Я был в Германии, когда Ближнюю дачу достроили.
В Зубалово остались жить дети. Вместе с ними он поселил там Надиных родителей – стариков Аллилуевых. Сам Коба приезжал теперь сюда гостем и ночевать всегда возвращался на Ближнюю дачу.
На Ближней, поблизости от Москвы и Кремля, он жил отныне зимой и летом.
В опустевшей кремлевской квартире Коба бывал только зимой, когда туда на зиму перевозили Светлану и Васю…
Вася доставлял ему много хлопот. Слабенький мальчик, он не хотел учиться. Но при этом был невероятно тщеславен и хитер. Как-то Коба при мне сильно наорал на него. Через полчаса несчастный воспитатель Васьки некто Ефимов, офицер ОГПУ, совершенно теряющийся от страха в присутствии Кобы, принес записку. Коба прочел, усмехаясь, показал мне. На большом листе бумаги Вася изобразил могильный камень и написал на нем эпитафию себе: «Вася Сталин родился в 1921 году, умер бедный Вася уже в 1933 году».
Огромный Ефимов, как-то согнувшись, жался в дверях.
– Что думаешь по поводу его художеств? – спросил его Коба. – Если только ты думаешь?
– Товарищ Сталин, надпись производит нехорошее впечатление. Уж не задумал ли он что…
– Ты бьешь его?
Лицо Ефимова сморщилось от ужаса.
– Да как же можно, Иосиф Виссарионович!
– Не можно, а нужно, Ефимов… Но ты не сможешь, а жаль. Где он?
– В своей комнате.
– Приведи сюда «бедного Васю». По дороге объяви шантажисту, что отец прочел и послал его на три буквы.
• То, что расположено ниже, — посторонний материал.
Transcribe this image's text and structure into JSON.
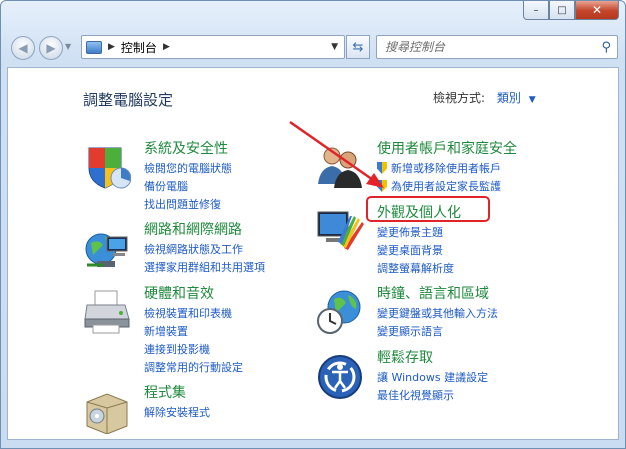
{
  "window": {
    "caption": {
      "minimize": "–",
      "maximize": "□",
      "close": "✕"
    }
  },
  "nav": {
    "back_icon": "back-arrow-icon",
    "forward_icon": "forward-arrow-icon",
    "breadcrumb": "控制台",
    "search_placeholder": "搜尋控制台"
  },
  "content": {
    "title": "調整電腦設定",
    "view_by_label": "檢視方式:",
    "view_by_value": "類別",
    "categories": [
      {
        "id": "system-security",
        "icon": "shield-security-icon",
        "heading": "系統及安全性",
        "links": [
          "檢閱您的電腦狀態",
          "備份電腦",
          "找出問題並修復"
        ]
      },
      {
        "id": "network",
        "icon": "network-globe-icon",
        "heading": "網路和網際網路",
        "links": [
          "檢視網路狀態及工作",
          "選擇家用群組和共用選項"
        ]
      },
      {
        "id": "hardware-sound",
        "icon": "printer-icon",
        "heading": "硬體和音效",
        "links": [
          "檢視裝置和印表機",
          "新增裝置",
          "連接到投影機",
          "調整常用的行動設定"
        ]
      },
      {
        "id": "programs",
        "icon": "programs-box-icon",
        "heading": "程式集",
        "links": [
          "解除安裝程式"
        ]
      },
      {
        "id": "user-accounts",
        "icon": "users-icon",
        "heading": "使用者帳戶和家庭安全",
        "links": [
          "新增或移除使用者帳戶",
          "為使用者設定家長監護"
        ]
      },
      {
        "id": "appearance",
        "icon": "appearance-monitor-icon",
        "heading": "外觀及個人化",
        "links": [
          "變更佈景主題",
          "變更桌面背景",
          "調整螢幕解析度"
        ]
      },
      {
        "id": "clock-region",
        "icon": "clock-globe-icon",
        "heading": "時鐘、語言和區域",
        "links": [
          "變更鍵盤或其他輸入方法",
          "變更顯示語言"
        ]
      },
      {
        "id": "ease-of-access",
        "icon": "ease-of-access-icon",
        "heading": "輕鬆存取",
        "links": [
          "讓 Windows 建議設定",
          "最佳化視覺顯示"
        ]
      }
    ]
  }
}
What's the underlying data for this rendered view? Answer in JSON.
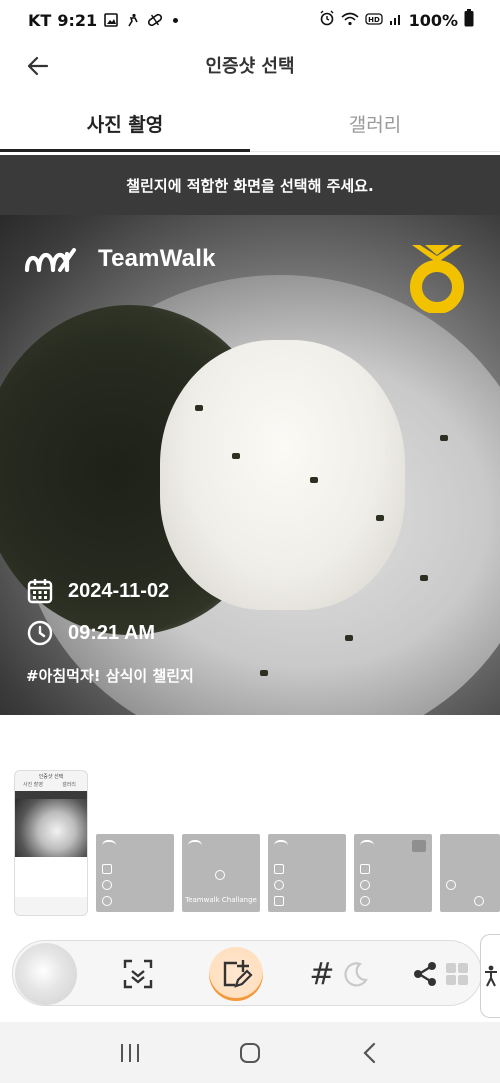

Когда Ефимов ушел, Коба сказал:
– Учитель Василия написал мне письмо. Васька не учит уроки, но директор школы заставляет этого учителя ставить ему пятерки. Тот не захотел. Мой подлец осмелился ему угрожать. Представляешь, от горшка два вершка, заявил учителю: «Не будешь ставить мне пятерки, выгоню тебя из школы!» Вот мерзавец! Ты, конечно, помнишь нашего учителя словесности с его линейкой – бац по рукам? Перевелись такие учителя… очень жаль, – вздохнул Коба.